The WTO and Antidumping in Developing Countries
27/08/2008 12:00
Chad P. Bown
Department of Economics &
International Business School
Brandeis University
Since the 1995 inception of the World Trade Organization (WTO), developing countries have become some of the most frequent users of the WTO-sanctioned antidumping trade policy instrument. However, little is known about the pattern of actual industrial use of antidumping in developing countries. This paper exploits newly available data to examine nine of the major “new user” developing countries, matching data on production in 28 different 3-digit ISIC industries to data on antidumping investigations, outcomes and imports at the 6-digit Harmonized System product level. We use a cross-country panel of industry-level data to estimate determinants of antidumping protection.
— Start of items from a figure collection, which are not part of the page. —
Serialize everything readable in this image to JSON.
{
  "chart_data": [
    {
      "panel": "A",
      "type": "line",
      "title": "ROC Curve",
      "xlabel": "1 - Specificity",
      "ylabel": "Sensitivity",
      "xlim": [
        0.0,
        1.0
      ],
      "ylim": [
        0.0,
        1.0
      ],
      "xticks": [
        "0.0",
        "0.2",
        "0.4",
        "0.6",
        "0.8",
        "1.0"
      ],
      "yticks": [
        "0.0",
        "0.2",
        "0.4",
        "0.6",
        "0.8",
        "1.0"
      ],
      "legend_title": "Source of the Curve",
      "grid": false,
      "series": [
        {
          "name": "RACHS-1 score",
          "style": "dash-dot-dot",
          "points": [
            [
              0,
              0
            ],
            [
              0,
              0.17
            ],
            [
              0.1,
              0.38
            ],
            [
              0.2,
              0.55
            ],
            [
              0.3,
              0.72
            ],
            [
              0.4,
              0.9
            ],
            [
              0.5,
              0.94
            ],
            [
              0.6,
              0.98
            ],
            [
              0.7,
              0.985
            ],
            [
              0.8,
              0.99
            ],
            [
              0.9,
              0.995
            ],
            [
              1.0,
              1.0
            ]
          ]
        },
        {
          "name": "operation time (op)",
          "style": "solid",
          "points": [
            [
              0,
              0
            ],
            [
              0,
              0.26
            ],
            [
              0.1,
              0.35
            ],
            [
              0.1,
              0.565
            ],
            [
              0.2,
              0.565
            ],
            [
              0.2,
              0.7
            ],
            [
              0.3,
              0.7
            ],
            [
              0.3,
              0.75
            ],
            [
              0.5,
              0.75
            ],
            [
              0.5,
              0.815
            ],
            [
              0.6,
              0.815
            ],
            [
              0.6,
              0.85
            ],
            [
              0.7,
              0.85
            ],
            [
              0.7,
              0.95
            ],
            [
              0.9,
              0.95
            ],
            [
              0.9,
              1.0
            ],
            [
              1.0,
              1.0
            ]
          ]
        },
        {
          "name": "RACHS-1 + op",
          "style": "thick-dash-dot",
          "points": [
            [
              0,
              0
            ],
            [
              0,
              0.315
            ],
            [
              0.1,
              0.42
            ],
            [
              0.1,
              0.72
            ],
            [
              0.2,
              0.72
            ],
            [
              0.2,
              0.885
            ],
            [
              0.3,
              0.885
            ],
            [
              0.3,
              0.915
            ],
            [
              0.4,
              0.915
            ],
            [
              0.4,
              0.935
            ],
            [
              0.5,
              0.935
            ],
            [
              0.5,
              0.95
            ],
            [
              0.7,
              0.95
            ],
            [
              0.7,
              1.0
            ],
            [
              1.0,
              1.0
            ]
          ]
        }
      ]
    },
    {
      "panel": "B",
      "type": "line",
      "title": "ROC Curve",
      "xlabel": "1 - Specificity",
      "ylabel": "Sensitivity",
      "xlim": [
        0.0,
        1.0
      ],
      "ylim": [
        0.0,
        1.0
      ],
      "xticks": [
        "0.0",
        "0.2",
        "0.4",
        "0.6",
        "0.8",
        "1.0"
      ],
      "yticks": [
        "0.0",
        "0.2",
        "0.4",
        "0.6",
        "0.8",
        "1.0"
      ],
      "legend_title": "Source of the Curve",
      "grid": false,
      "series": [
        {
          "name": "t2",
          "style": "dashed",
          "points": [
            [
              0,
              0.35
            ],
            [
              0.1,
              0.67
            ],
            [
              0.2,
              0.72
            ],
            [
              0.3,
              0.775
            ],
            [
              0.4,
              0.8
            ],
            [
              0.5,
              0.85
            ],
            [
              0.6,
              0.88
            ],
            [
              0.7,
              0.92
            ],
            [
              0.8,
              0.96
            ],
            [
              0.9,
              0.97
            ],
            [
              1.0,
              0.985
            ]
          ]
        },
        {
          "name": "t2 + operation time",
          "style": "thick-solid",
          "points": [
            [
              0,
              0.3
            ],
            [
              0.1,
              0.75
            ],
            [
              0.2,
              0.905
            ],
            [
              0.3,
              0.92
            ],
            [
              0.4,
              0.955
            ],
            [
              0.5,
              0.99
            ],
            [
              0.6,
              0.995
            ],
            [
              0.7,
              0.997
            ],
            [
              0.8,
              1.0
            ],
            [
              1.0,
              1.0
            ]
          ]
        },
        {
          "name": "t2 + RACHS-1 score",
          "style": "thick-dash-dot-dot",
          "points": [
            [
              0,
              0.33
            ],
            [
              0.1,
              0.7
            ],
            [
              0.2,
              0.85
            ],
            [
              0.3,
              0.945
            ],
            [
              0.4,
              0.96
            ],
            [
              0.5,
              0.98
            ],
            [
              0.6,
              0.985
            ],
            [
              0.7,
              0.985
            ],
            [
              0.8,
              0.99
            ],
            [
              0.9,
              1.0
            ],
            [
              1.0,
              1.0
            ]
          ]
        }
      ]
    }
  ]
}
We present evidence consistent with theory that developing country industries that seek and receive antidumping import protection are responding to macroeconomic shocks, exhibit characteristics consistent with endogenous trade policy formation, and face some changing market conditions consistent with requirements of the WTO Antidumping Agreement. On average, a one standard deviation change in the key determinants affects the probability of an industry-level antidumping investigation by 50%. However, the evidence also suggests substantial heterogeneity in determinants of antidumping use across developing countries, which highlights the flexibility of this policy as a protectionist tool responsive to many different types of political-economic shocks. Nevertheless, this also indicates that WTO rules may have imposed relatively little discipline on national use of the policy during this time period.